自分たちが絞り出した声援よりも遥かに大きな親たちのため息に、呑み込まれていく。
巣立、やっぱり努力は裏切るじゃないか。
1点リードされたまま、とうとう6回裏を迎えた。小学生は6イニング制だから、これが最後の攻撃となる。
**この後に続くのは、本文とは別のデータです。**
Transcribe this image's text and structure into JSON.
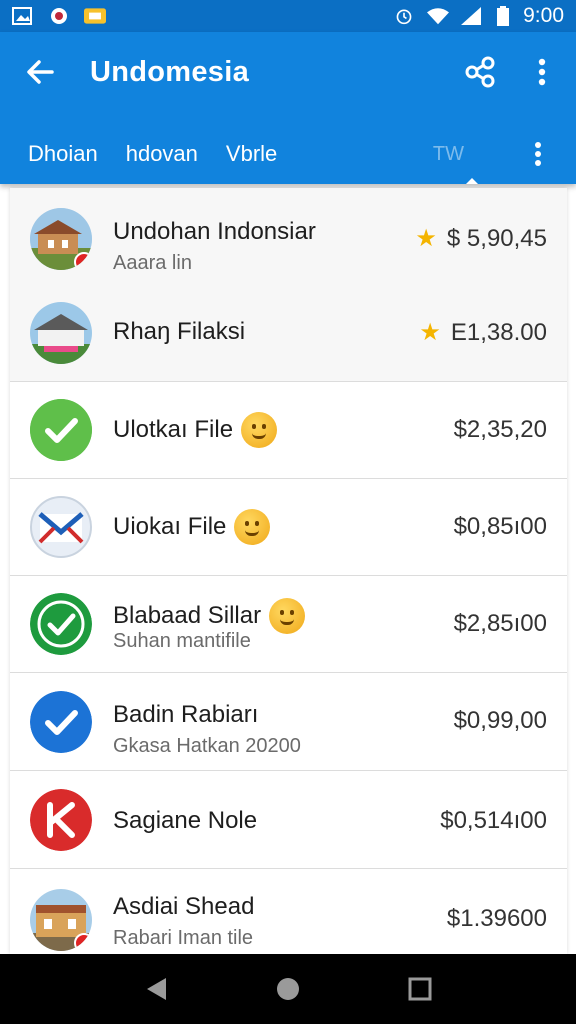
{
  "status_bar": {
    "time": "9:00",
    "icons": [
      "gallery-icon",
      "app-icon",
      "mail-icon",
      "alarm-icon",
      "wifi-icon",
      "signal-icon",
      "battery-icon"
    ]
  },
  "app_bar": {
    "title": "Undomesia",
    "back_icon": "arrow-left-icon",
    "actions": [
      "share-icon",
      "more-vert-icon"
    ]
  },
  "tabs": [
    {
      "label": "Dhoian"
    },
    {
      "label": "hdovan"
    },
    {
      "label": "Vbrle"
    },
    {
      "label": "TW"
    }
  ],
  "list": [
    {
      "title": "Undohan Indonsiar",
      "subtitle": "Aaara lin",
      "amount": "$ 5,90,45",
      "starred": true,
      "avatar": "house-photo"
    },
    {
      "title": "Rhaŋ Filaksi",
      "subtitle": "",
      "amount": "E1,38.00",
      "starred": true,
      "avatar": "house-photo"
    },
    {
      "title": "Ulotkaı File",
      "subtitle": "",
      "amount": "$2,35,20",
      "starred": false,
      "emoji": true,
      "avatar": "green-check"
    },
    {
      "title": "Uiokaı File",
      "subtitle": "",
      "amount": "$0,85ı00",
      "starred": false,
      "emoji": true,
      "avatar": "mail-envelope"
    },
    {
      "title": "Blabaad Sillar",
      "subtitle": "Suhan mantifile",
      "amount": "$2,85ı00",
      "starred": false,
      "emoji": true,
      "avatar": "green-check-solid"
    },
    {
      "title": "Badin Rabiarı",
      "subtitle": "Gkasa Hatkan 20200",
      "amount": "$0,99,00",
      "starred": false,
      "avatar": "blue-check"
    },
    {
      "title": "Sagiane Nole",
      "subtitle": "",
      "amount": "$0,514ı00",
      "starred": false,
      "avatar": "red-logo"
    },
    {
      "title": "Asdiai Shead",
      "subtitle": "Rabari Iman tile",
      "amount": "$1.39600",
      "starred": false,
      "avatar": "building-photo"
    }
  ],
  "colors": {
    "status_bar": "#0b6fc4",
    "app_bar": "#1183dd",
    "star": "#f4b400"
  }
}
私は席から身を乗り出して、ベンチの様子を窺った。周くんの横顔が見える。彼は、試合の様子を他人事のように、ぼうっと眺めていた。あのバッターボックスに立ち、ボールを打ち返すために今日まで走り続けてきた。その夢が、潰えようとしている。
彼の目から輝きが失われていく。その瞳に、いつかの自分が重なった。
その時、聞き覚えのある声がした。
「引間さん……っすよね」
横の通路に立つ男性に、じっと目を凝らす。
「村下か?」
10年ぶりに会う犬顔の部下だった。
「なんでここに」
「それはこっちの台詞っすよ」村下はあの頃と変わらない口調で言った。「息子の試合を観に来たんですけど、最近残業続きで、つい寝坊しちゃって」
「一塁側ってことは、ミラクルホークスなのか?」
村下は決まりの悪そうな笑みを浮かべた。
「俺に似て野球は好きなんですが、これまた俺に似て、野球が下手なんです。ただ今日は初めて背番号をもらえたみたいで」
そう言って、ベンチの端を指さした。
「えっ? 周くんか」
「かっちょいいっすね」
「なんでうちの息子を知ってるんですか」
村下が目を丸くする。
「でも、苗字が……」
「5年前に離婚したんですよ。榎木は妻の旧姓でして」
「そうだったのか……」
「なに、責任感じてる、みたいな顔してんすか。俺の人生に、そこまで引間さんの影響力ないですから」
久しぶりに聞いた村下の軽口に、眉間の皺がほどけていく。
「っていうか、引間さんは何してるんすか」
「いや……」
私が逡巡していると、板垣が、おほん、と咳払いをして名乗りを上げた。
「俺らは、全ホモ・サピエンスにエールを送る応援団。その名も──シャイニング!」
応援団に対する、少年たちの冷めた反応が頭をよぎる。
しかし村下は「かっちょいいっすね」と興奮気味に言った。
「周のチームを応援しに来てくれたんすか」
「おうよ。っていうか、おまえが熱いオヤジか」
「熱いかどうかはわからないっすけど、熱い人に憧れてはいます」
村下がはにかみ、こちらに視線を寄越す。
「うちのブルーのこと、よくわかってるじゃねえか」
なぜか板垣が握手を求め出す。
「ブルーって、いいっすね」と板垣の手を握り返す村下に、私は「ほめ言葉らしいからな」と皮肉を返す。
「そういや」板垣が村下を見上げる。「周、オヤジとの約束を守ってるぞ。笑われても、歩いてでも、走れ」
「あいつまだそんなこと言ってるんですか」
村下が照れたように頭をかいた。そして、何かに気づく。